I strongly believe that 2009 and 2010 will be the years during which the previous exercises in futility will cease and we will finally enjoy adopting hard as well as soft pads in HVM with improved cost and performance metrics.
I am not worried.
Another thing has come to
Another thing has come to my mind which I would like to share with you and solicit some feedback:
I think that for a major IC maker to qualify a new pad supplier for an existing or new technology node, they would not only look at the new supplier's product of interest (say a hard PU pad), but they would also like to see that the supplier has a viable portfolio (or a feasible roadmap with several key deliverable already completed) of other types of pads such as a soft pad for barrier polish. Trying to qualify a new supplier that has a portfolio of pads (or one class of pads with highly tunable bulk or surface mechanical properties) helps sell that supplier internally since it somehow demonstrates that the supplier will be around for a while and will be able to horizontally address the IC makers other CMP pad needs.

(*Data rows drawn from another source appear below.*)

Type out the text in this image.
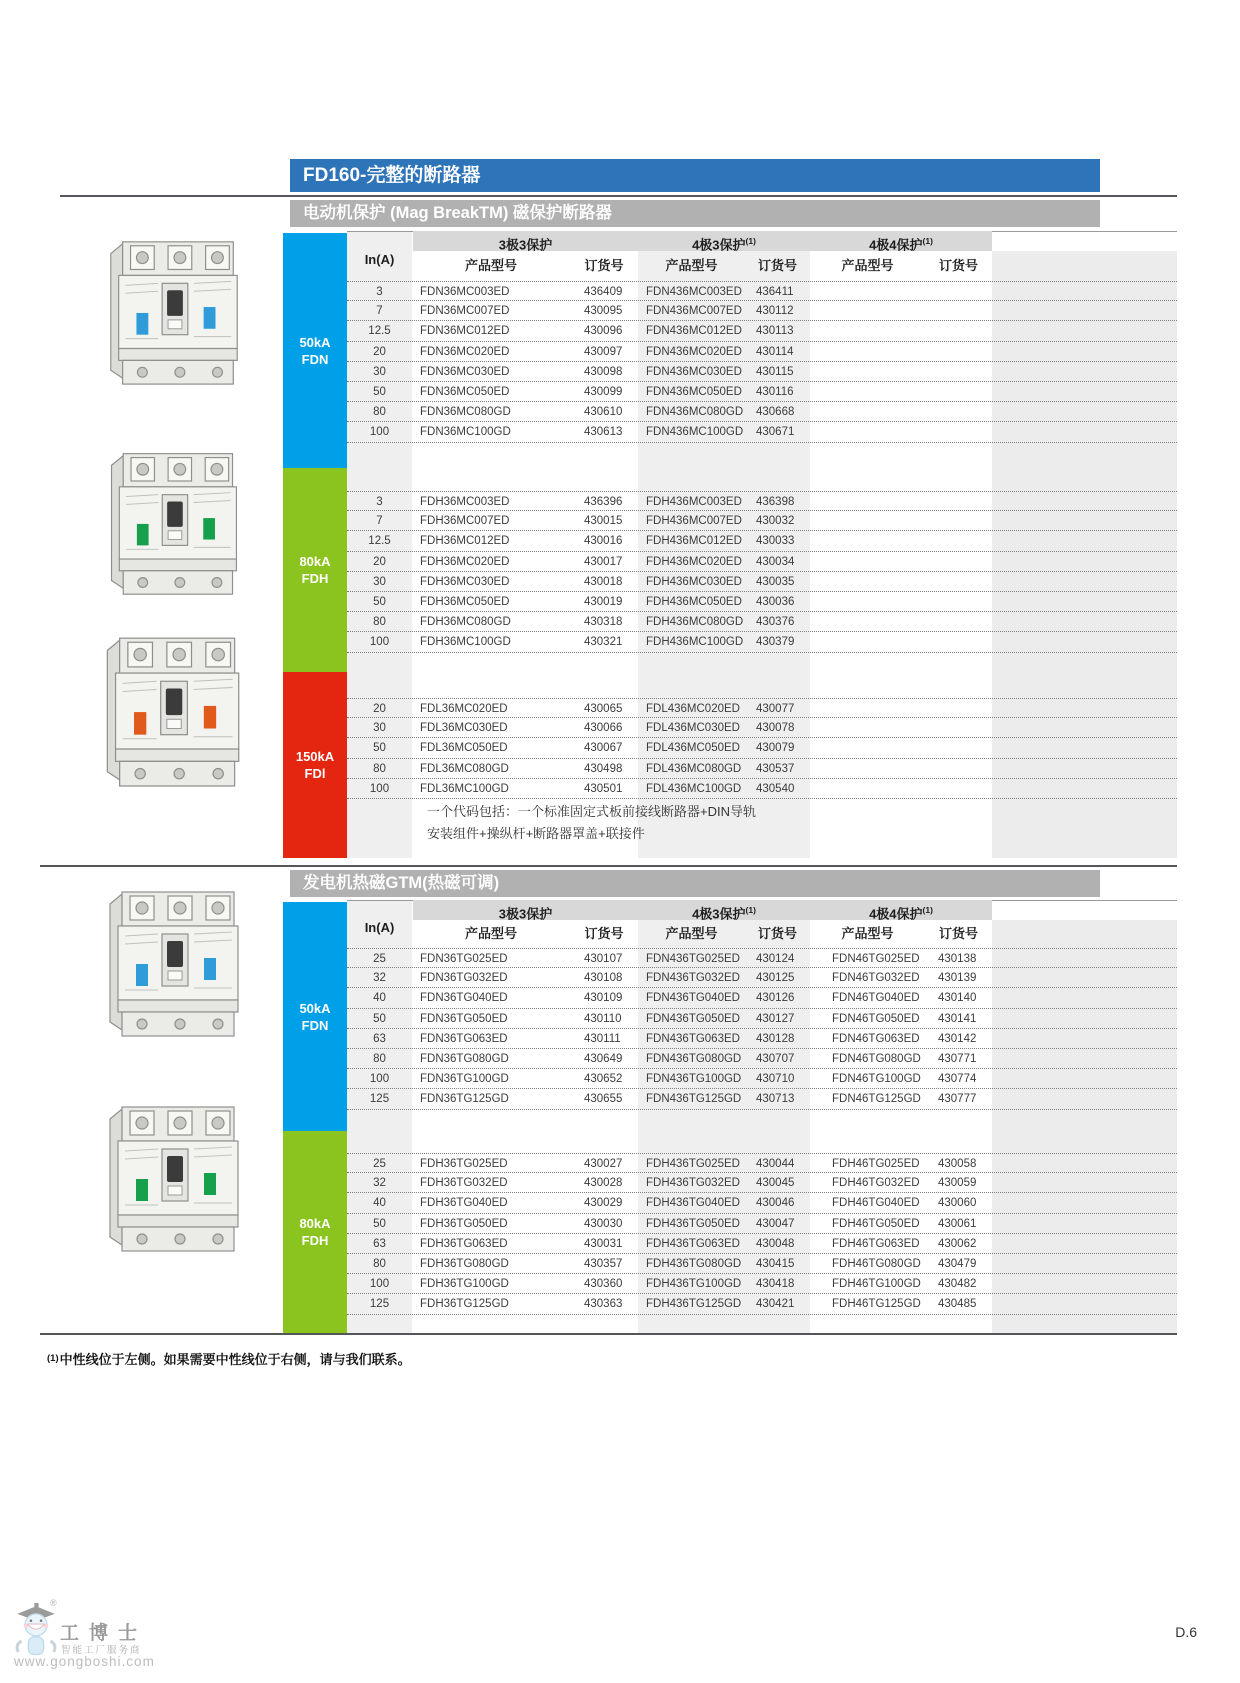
FD160-完整的断路器
$^{(1)}$中性线位于左侧。如果需要中性线位于右侧，请与我们联系。
®
工博士
智能工厂服务商
www.gongboshi.com
D.6
电动机保护 (Mag BreakTM) 磁保护断路器
3极3保护	4极3保护$^{(1)}$	4极4保护$^{(1)}$
In(A)	产品型号	产品型号	产品型号
订货号	订货号	订货号
50kA
FDN
3	FDN36MC003ED	436409	FDN436MC003ED	436411
7	FDN36MC007ED	430095	FDN436MC007ED	430112
12.5	FDN36MC012ED	430096	FDN436MC012ED	430113
20	FDN36MC020ED	430097	FDN436MC020ED	430114
30	FDN36MC030ED	430098	FDN436MC030ED	430115
50	FDN36MC050ED	430099	FDN436MC050ED	430116
80	FDN36MC080GD	430610	FDN436MC080GD	430668
100	FDN36MC100GD	430613	FDN436MC100GD	430671
80kA
FDH
3	FDH36MC003ED	436396	FDH436MC003ED	436398
7	FDH36MC007ED	430015	FDH436MC007ED	430032
12.5	FDH36MC012ED	430016	FDH436MC012ED	430033
20	FDH36MC020ED	430017	FDH436MC020ED	430034
30	FDH36MC030ED	430018	FDH436MC030ED	430035
50	FDH36MC050ED	430019	FDH436MC050ED	430036
80	FDH36MC080GD	430318	FDH436MC080GD	430376
100	FDH36MC100GD	430321	FDH436MC100GD	430379
150kA
FDl
20	FDL36MC020ED	430065	FDL436MC020ED	430077
30	FDL36MC030ED	430066	FDL436MC030ED	430078
50	FDL36MC050ED	430067	FDL436MC050ED	430079
80	FDL36MC080GD	430498	FDL436MC080GD	430537
100	FDL36MC100GD	430501	FDL436MC100GD	430540
一个代码包括：一个标准固定式板前接线断路器+DIN导轨
安装组件+操纵杆+断路器罩盖+联接件
发电机热磁GTM(热磁可调)
3极3保护	4极3保护$^{(1)}$	4极4保护$^{(1)}$
In(A)	产品型号	产品型号	产品型号
订货号	订货号	订货号
50kA
FDN
25	FDN36TG025ED	430107	FDN436TG025ED	430124	FDN46TG025ED	430138
32	FDN36TG032ED	430108	FDN436TG032ED	430125	FDN46TG032ED	430139
40	FDN36TG040ED	430109	FDN436TG040ED	430126	FDN46TG040ED	430140
50	FDN36TG050ED	430110	FDN436TG050ED	430127	FDN46TG050ED	430141
63	FDN36TG063ED	430111	FDN436TG063ED	430128	FDN46TG063ED	430142
80	FDN36TG080GD	430649	FDN436TG080GD	430707	FDN46TG080GD	430771
100	FDN36TG100GD	430652	FDN436TG100GD	430710	FDN46TG100GD	430774
125	FDN36TG125GD	430655	FDN436TG125GD	430713	FDN46TG125GD	430777
80kA
FDH
25	FDH36TG025ED	430027	FDH436TG025ED	430044	FDH46TG025ED	430058
32	FDH36TG032ED	430028	FDH436TG032ED	430045	FDH46TG032ED	430059
40	FDH36TG040ED	430029	FDH436TG040ED	430046	FDH46TG040ED	430060
50	FDH36TG050ED	430030	FDH436TG050ED	430047	FDH46TG050ED	430061
63	FDH36TG063ED	430031	FDH436TG063ED	430048	FDH46TG063ED	430062
80	FDH36TG080GD	430357	FDH436TG080GD	430415	FDH46TG080GD	430479
100	FDH36TG100GD	430360	FDH436TG100GD	430418	FDH46TG100GD	430482
125	FDH36TG125GD	430363	FDH436TG125GD	430421	FDH46TG125GD	430485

I am not sure whether PPG was an all-around supplier with a rich (or reasonably varied) CMP pad portfolio, or whether they had positioned themselves as an ILD/STI hard pad competitor to RHEM.
Any inputs?
I think that PPG had a good
I think that PPG had a good "hard" pad replacement for IC pads and also some good concepts for "semi-hard" pads (open cell). It is possible that they went through a tough learning curve, that is often unexpected if the company is not a key CMP supplier, to start with. If the shakeout of strategies, tactics and derivation of a focused R & D and marketing path takes too long then it may become unsustainable in the eyes of a large parent company. The hard thing to do as a newcomer (even a large company) is to prove that one has a very robust and credible basic product range, while stretching to accomodate every tweak for diverse product range. This is definitely confounded by the fact that you need a reference customer(s) to stabilize a core product range for more quals, and then getting sufficient resources and focus to handle additional processing windows. The good thing, I perceive, is that the survivors should be getting stronger and, hopefully, consolidating experiences and expertise smarter for the next round of market penetration efforts. Hope to hear from more parties - what do the customers think?